Flujo de trabajo de respuesta a incidentes

• El primer paso en el flujo de trabajo de respuesta a incidentes de FortiSIEM cuando se detecta un incidente de alta gravedad es asignar el incidente a un analista para su investigación.

Agrupación dinámica de dispositivos

• FortiSIEM agrupa dinámicamente los dispositivos para la monitorización basándose en sus atributos a través de la sincronización CMDB.

Gestión de multi-tenancy

• Al gestionar múltiples tenants en FortiSIEM, la función que garantiza que un tenant no pueda acceder a los datos de otro es el Control de Acceso Basado en Roles (RBAC).

Análisis de NetFlow

• FortiSIEM puede detectar un consumo de ancho de banda inusual utilizando datos de NetFlow.

Integración de inteligencia sobre amenazas

• FortiSIEM utiliza el formato STIX/TAXII para importar feeds de inteligencia sobre amenazas externos.

Reducción de falsos positivos

• La aplicación de listas blancas a las reglas de excepción ayuda a reducir los falsos positivos en la generación de incidentes en FortiSIEM.

Informe de cumplimiento

• Las plantillas de marco de cumplimiento ISO 27001 no están incluidas de forma nativa en FortiSIEM; otras están disponibles.

Investigación forense

• Al analizar un incidente, la función de FortiSIEM que muestra la cadena completa de eventos relacionados es la línea de tiempo del incidente.

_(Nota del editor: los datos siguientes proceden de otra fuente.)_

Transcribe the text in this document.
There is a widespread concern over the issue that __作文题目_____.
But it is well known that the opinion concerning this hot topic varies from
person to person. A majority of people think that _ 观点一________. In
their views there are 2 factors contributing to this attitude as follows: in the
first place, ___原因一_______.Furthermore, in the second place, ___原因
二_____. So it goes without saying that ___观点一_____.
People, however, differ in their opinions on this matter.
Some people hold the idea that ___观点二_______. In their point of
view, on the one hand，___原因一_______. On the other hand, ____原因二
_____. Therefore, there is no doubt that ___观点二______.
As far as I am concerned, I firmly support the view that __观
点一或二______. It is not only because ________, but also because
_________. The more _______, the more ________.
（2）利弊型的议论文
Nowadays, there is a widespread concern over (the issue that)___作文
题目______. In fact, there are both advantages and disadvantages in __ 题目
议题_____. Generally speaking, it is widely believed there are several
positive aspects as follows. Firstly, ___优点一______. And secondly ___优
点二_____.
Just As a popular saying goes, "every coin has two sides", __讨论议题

Recopilación de registros en la nube

• Para la monitorización de AWS, el componente de FortiSIEM que recibe los registros de CloudTrail es el colector con integración de la API de AWS.

Reglas de análisis personalizadas

• Se utilizan expresiones regulares (RegEx) para definir analizadores de registros personalizados en FortiSIEM.

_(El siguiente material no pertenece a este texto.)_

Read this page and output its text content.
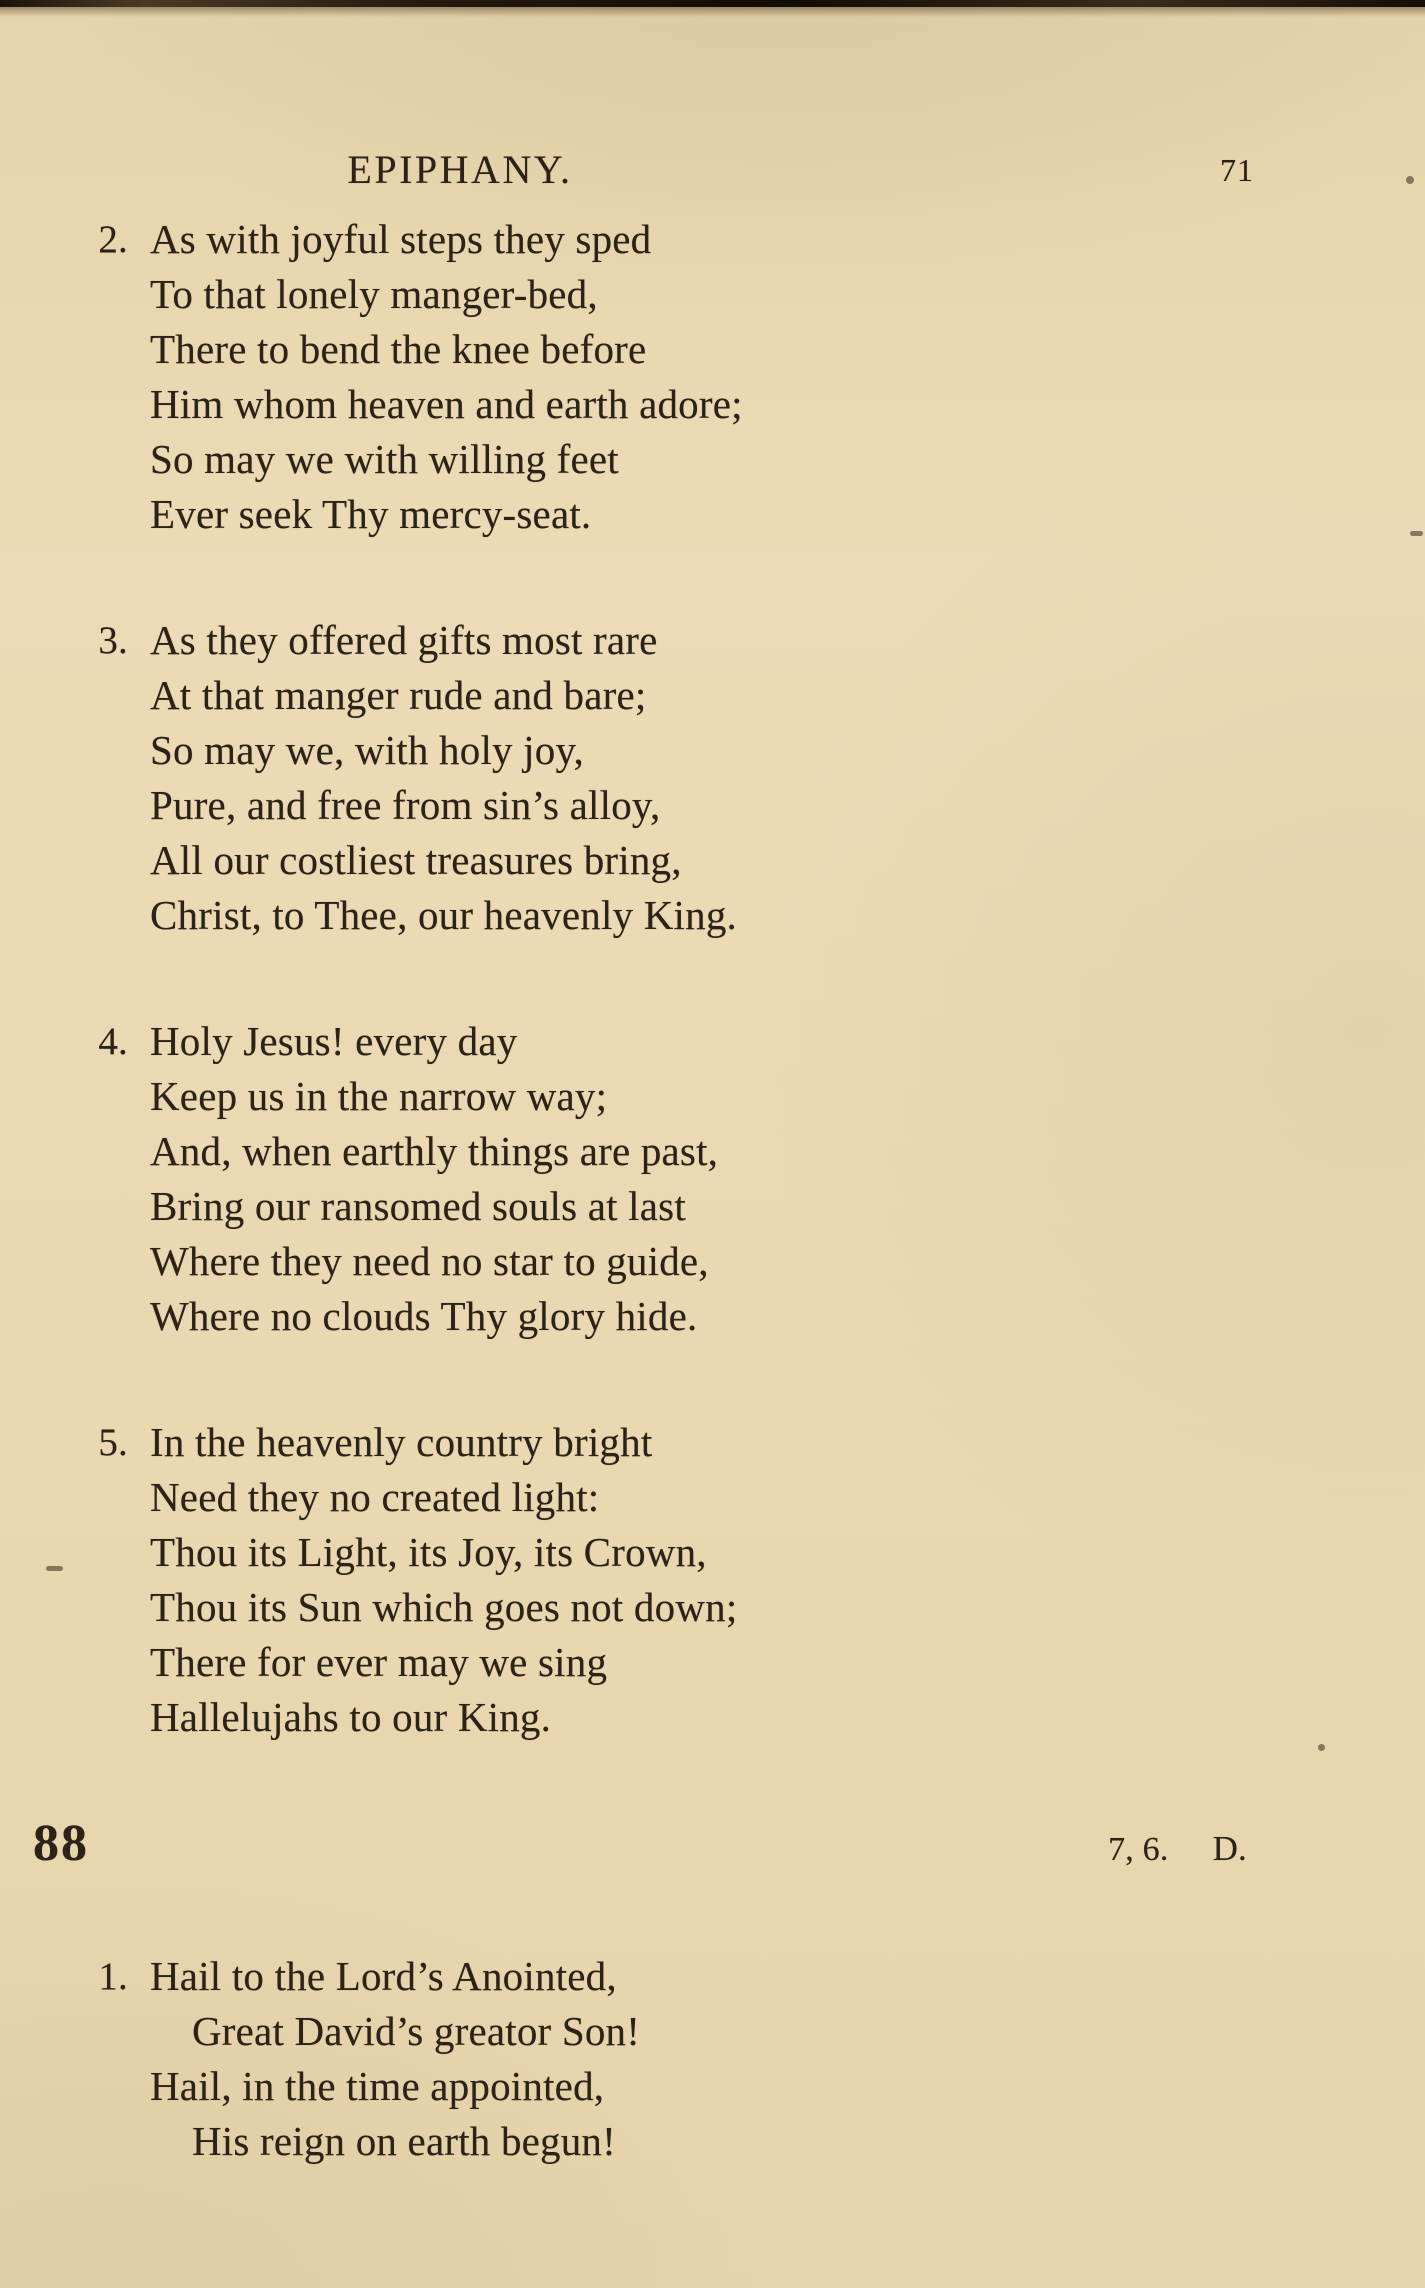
EPIPHANY.	71
2. As with joyful steps they sped
To that lonely manger-bed,
There to bend the knee before
Him whom heaven and earth adore;
So may we with willing feet
Ever seek Thy mercy-seat.
3. As they offered gifts most rare
At that manger rude and bare;
So may we, with holy joy,
Pure, and free from sin’s alloy,
All our costliest treasures bring,
Christ, to Thee, our heavenly King.
4. Holy Jesus! every day
Keep us in the narrow way;
And, when earthly things are past,
Bring our ransomed souls at last
Where they need no star to guide,
Where no clouds Thy glory hide.
5. In the heavenly country bright
Need they no created light:
Thou its Light, its Joy, its Crown,
Thou its Sun which goes not down;
There for ever may we sing
Hallelujahs to our King.
88	7, 6. D.
1. Hail to the Lord’s Anointed,
Great David’s greator Son!
Hail, in the time appointed,
His reign on earth begun!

Configuración de alta disponibilidad

• En la implementación de HA de FortiSIEM, el componente que sincroniza los datos entre los nodos primario y secundario es la replicación de PostgreSQL.

Integración de MITRE ATT&CK

• FortiSIEM asigna incidentes al marco MITRE ATT&CK mediante asignaciones predefinidas de regla a táctica.

Monitorización del ancho de banda

• El informe de FortiSIEM que ayuda a identificar a los principales emisores en una red es el Resumen del tráfico de hosts.

Creación automatizada de tickets

• Al integrarse con ServiceNow, FortiSIEM utiliza el método de autenticación OAuth 2.0.

Optimización del almacenamiento

• Cuando se alcanza la cuota de almacenamiento de FortiSIEM, la recopilación se pausa hasta que se libera espacio.

Análisis del registro de eventos de Windows

• El ID de evento de Windows que se monitoriza comúnmente para los bloqueos de cuenta es el 4771.

Manejo de trampas SNMP

• FortiSIEM procesa las trampas SNMP de los dispositivos de red a través del servicio dedicado del receptor de trampas.

Detección de ataques de día cero

• La capacidad de FortiSIEM que ayuda a detectar malware de día cero es la detección de anomalías a través de UEBA.

Monitorización de sesiones VPN

• Una regla de FortiSIEM que detectaría inicios de sesión VPN simultáneos desde diferentes países es Agrupar por: Usuario, Agregar: RECUENTO, Condición: Desajuste de GeoIP.

Campos de incidente personalizados

• Los campos personalizados para el enriquecimiento de incidentes se definen en Configuración del incidente > Atributos personalizados.

Alerta en tiempo real

• FortiSIEM utiliza el protocolo SNPP para enviar alertas SMS.

Ajuste de reglas

• Después de implementar una nueva regla, la métrica que indica que es demasiado ruidosa es una alta tasa de falsos positivos.

FER (Receptor de eventos de reenvío)

• El propósito principal de un FER en las implementaciones distribuidas es el procesamiento de eventos de equilibrio de carga.

Limitación de la velocidad de la API

• FortiSIEM evita la sobrecarga de la API de las integraciones externas mediante el algoritmo del cubo de tokens.

Gestión de licencias

• Cuando se supera la licencia de FortiSIEM EPS (Eventos por segundo), las alertas se activan pero el procesamiento continúa.